Em maio de 2014, o PSOL apresentou no STF, ao lado de juristas renomados como Fábio Konder Comparato, a Arguição de Descumprimento de Preceito Fundamental (ADPF) 320, para revisar a Lei da Anistia, assinada em 1979 durante o período da ditadura militar no Brasil.

A ação do partido questiona diretamente o trecho da lei que perdoa os crimes cometidos por agentes públicos, civis ou militares, durante o regime militar. Mas cinco anos depois, a principal corte do país ainda não emitiu parecer sobre o caso. O relator é o ministro Luiz Fux.

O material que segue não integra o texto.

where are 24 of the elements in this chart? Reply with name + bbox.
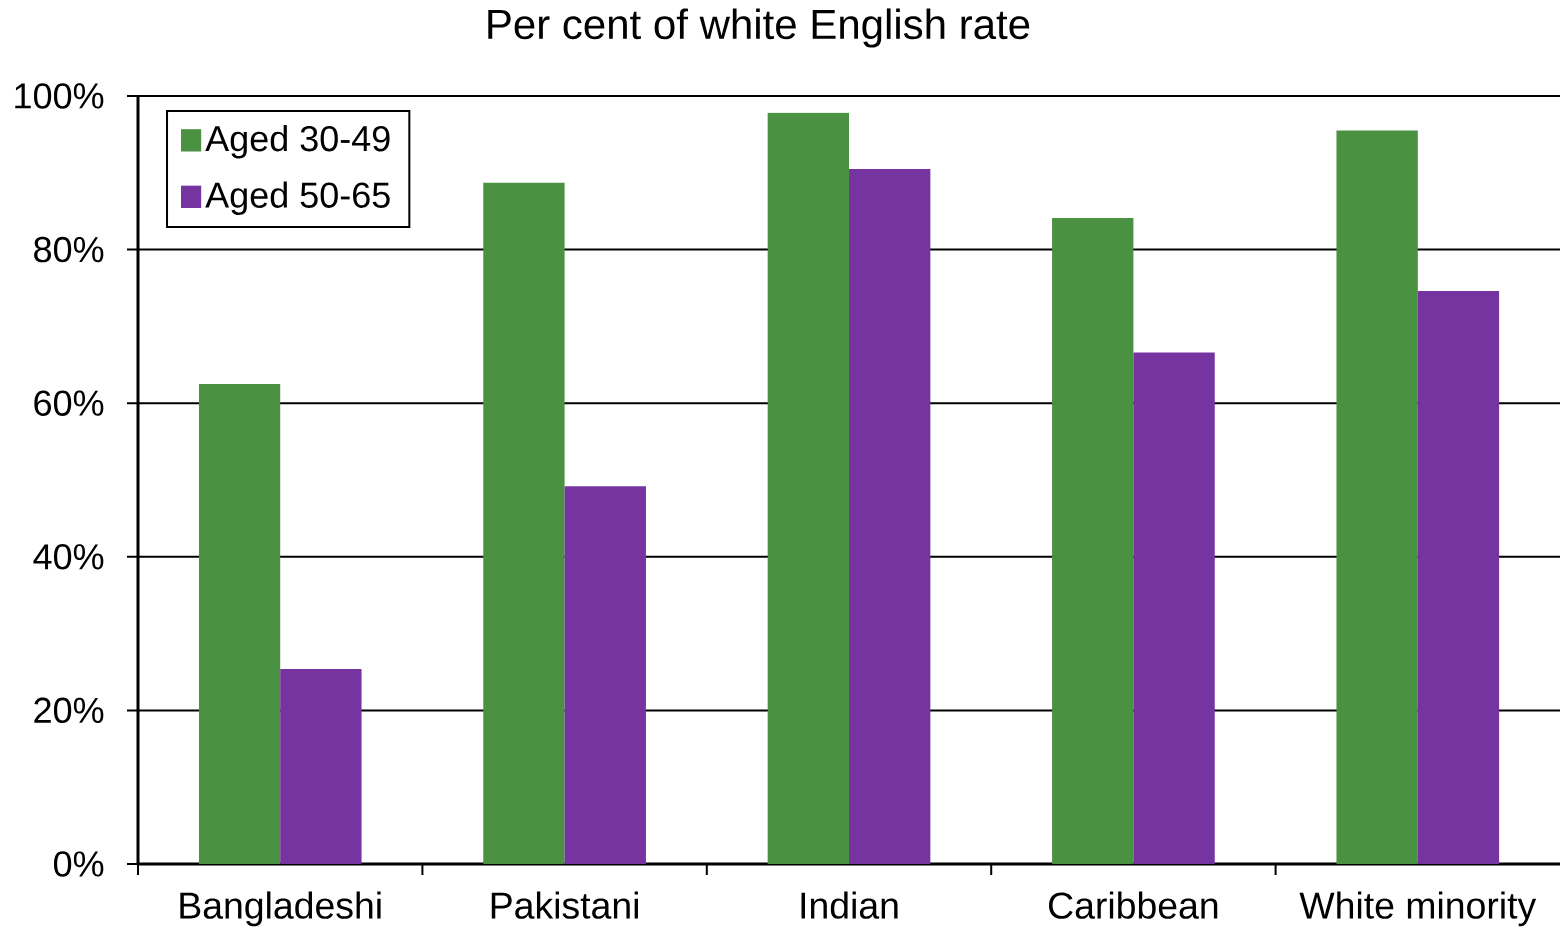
x-tick-label: Caribbean xyxy=(1049,891,1218,919)
x-tick-label: Bangladeshi xyxy=(180,891,381,927)
bar xyxy=(564,486,646,864)
bar xyxy=(1336,130,1418,864)
x-tick-label: White minority xyxy=(1299,891,1537,927)
bar xyxy=(198,383,281,864)
chart-title: Per cent of white English rate xyxy=(488,8,1030,48)
bar xyxy=(1133,352,1215,864)
bar xyxy=(849,168,931,864)
bar xyxy=(767,112,850,864)
x-tick-label: Indian xyxy=(801,891,898,919)
bar xyxy=(280,668,362,864)
legend-label: Aged 50-65 xyxy=(205,181,390,215)
y-tick-label: 0% xyxy=(53,851,104,877)
y-tick-label: 80% xyxy=(34,236,104,263)
bar xyxy=(1417,291,1500,864)
y-tick-label: 40% xyxy=(33,544,104,570)
legend-label: Aged 30-49 xyxy=(205,124,390,159)
x-tick-label: Pakistani xyxy=(491,891,638,919)
y-tick-label: 60% xyxy=(34,390,104,416)
bar xyxy=(483,182,565,864)
bar xyxy=(1052,218,1134,864)
y-tick-label: 20% xyxy=(34,697,104,724)
y-tick-label: 100% xyxy=(15,83,104,109)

Em 24 de novembro de 2010, a Corte Interamericana de Direitos Humanos condenou o Brasil, por unanimidade, por causa dos crimes de lesa-humanidade ocorridos no período ditatorial do Brasil, como os assassinatos e violações de direitos humanos cometidos contra integrantes da Guerrilha do Araguaia, por exemplo. Segundo a decisão da Corte, a Lei da Anistia é um evidente obstáculo à investigação e punição dos culpados pelos crimes cometidos pelo Estado brasileiro.

Como assina a Convenção Americana sobre Direitos Humanos, o Brasil torna-se obrigado a cumprir a decisão internacional da corte, que orientou a investigação e sanção dos responsáveis pelos crimes, bem como a indenizar vítimas e suas famílias. Baseado nesta decisão, a Lei da Anistia necessita ser revista, segundo a ADPF apresentada pelo PSOL, já que a Constituição brasileira expressa a obrigatoriedade do Brasil em cumprir decisões internacionais das quais é signatário.

A Procuradoria-Geral da República, ainda em 2014, apresentou um extenso parecer favorável à ação do PSOL e reivindicando a revisão da Lei da Anistia. O documento, assinado pelo então procurador Rodrigo Janot, pode ser lido aqui.

No parecer, o procurador-geral pede o reconhecimento do pedido, de maneira que a Justiça rejeite qualquer interpretação da Lei da Anistia (Lei 6.683/1979) que “enseje extinção de punibilidade de crimes de lesa-humanidade ou a ele conexos, cometidos por agentes públicos ou civis ou militares, no exercício da função ou fora dela”.

 

DISCUSSÃO SOBRE OS CRIMES VOLTAM À TONA COM DECLARAÇÕES DE BOLSONARO

No início da semana, a discussão sobre os crimes cometidos pelos agentes do Estado brasileiro na ditadura militar retornou após declarações de Jair Bolsonaro. O presidente afirmou que sabia e poderia falar ao presidente da OAB, Felipe Santa Cruz, o paradeiro de seu pai, Fernando Santa Cruz, desaparecido após ser preso pela ditadura em 1974. O PSOL entrou com uma representação na Procuradoria-Geral da República exigindo responsabilização de Jair Bolsonaro por suas declarações que fazem apologia ao crime.

Bolsonaro ainda mentiu em live do Facebook ao afirmar que teriam sido militantes de esquerda que assassinaram Fernando Santa Cruz. Documentos das próprias Forças Armadas comprovam que o estudante de direito foi preso pelas forças de repressão da ditadura e desde então nunca mais foi visto pelos familiares.